During the interviews, employees were asked about the facility's policy on reporting patients' serious allegations (abuse/neglect). Some employees did not know what to do or were not sure what the correct procedure was. Answers to what they would do differed widely. Employee #3 remained on the C-2 unit and had further contact with the patient before the investigation was completed.
Review of the Patient Care Concern Form completed by patient #4 (not for release) revealed that patient #4 alleged that employee #3 grabbed his/her blouse while walking in the hall and pulled it and snapped it back. Later that day, when she/he was taking clothes out of the suitcase, she/he was dressed in panties and a tank top, and employee #3 came in to her/his room, did not knock and did this five (5) times.
Review of a statement on the investigation by the unit supervisor (employee #8), not dated/timed, noted that she/he was out of the office on 08/03/15 and returned on 08/04/15. On the voice mail was a message from employee #3 calling to inform the supervisor regarding a possible patient complaint. The supervisor returned his/her call immediately. Employee #3 had been in and out of her/his room while she/he was wearing only a T-shirt and bra. The supervisor thanked him for the information, and assured him/her that she/he would investigate.
The supervisor then went to the unit and interviewed the RN (#1) and they looked at the schedule. The patient had specified that the incident occurred in the evening. It was determined that employee #3 did not work the evening shift. RN #1 was asked to document her/his findings. The supervisor stated that after reviewing the information and the schedule, it was determined that it was not possible that this incident occurred. She/he stated that when she/he received the Patient Care Concern Form, the patient was already discharged . She/he forwarded the information to the patient advocate (employee #9).

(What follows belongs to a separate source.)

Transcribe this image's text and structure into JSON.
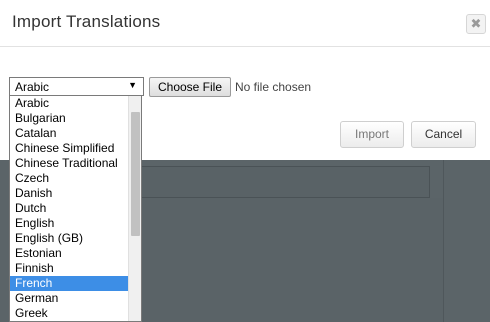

Review of the facility's investigation revealed that the Risk Manager (employee #10) had not been notified of the allegation (as required by the facility's policy). The unit supervisor (employee #8) interviewed the RN employee #1 and employee #3 (the accused employee) only. Employee #8 determined that the incident did not occur based only on the fact that the patient alleged that the incident occurred in the evening and that employee #3 did not work evenings. The other allegation that the patient made (staff pulled up her/his shirt and touched her/his breasts) in the hallway on the way to lunch was not investigated. All of the staff with knowledge of this incident were not interviewed.

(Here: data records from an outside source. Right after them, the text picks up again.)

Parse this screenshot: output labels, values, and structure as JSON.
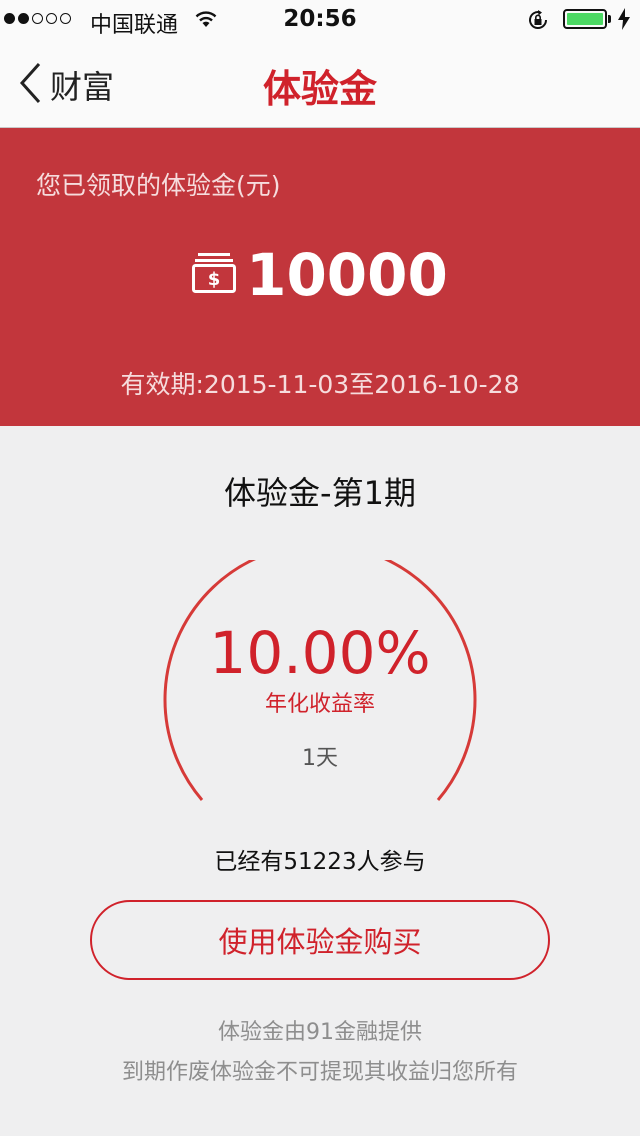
{
  "status_bar": {
    "carrier": "中国联通",
    "time": "20:56",
    "signal_bars_filled": 2,
    "signal_bars_total": 5,
    "battery_level": 1.0,
    "icons": [
      "wifi-icon",
      "rotation-lock-icon",
      "battery-icon",
      "charging-icon"
    ]
  },
  "nav": {
    "back_label": "财富",
    "title": "体验金"
  },
  "hero": {
    "label": "您已领取的体验金(元)",
    "amount": "10000",
    "amount_icon": "money-stack-icon",
    "validity_prefix": "有效期:",
    "validity_range": "2015-11-03至2016-10-28"
  },
  "product": {
    "name": "体验金-第1期",
    "rate": "10.00%",
    "rate_label": "年化收益率",
    "term": "1天",
    "participants": "已经有51223人参与"
  },
  "actions": {
    "buy_label": "使用体验金购买"
  },
  "footnotes": {
    "provider": "体验金由91金融提供",
    "notice": "到期作废体验金不可提现其收益归您所有"
  },
  "colors": {
    "accent": "#d0222b",
    "hero_bg": "#c2363c",
    "page_bg": "#efeff0",
    "battery": "#4cd964"
  }
}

Review of staff interviews revealed that employees were asked about the facility's policy on reporting patients' serious allegations (abuse/neglect). Some employees did not know what to do or were not sure what the correct procedure was. Answers to what they would do differed widely. Employee #3 remained on the C-2 unit, and had further contact with the patient before the investigation was completed.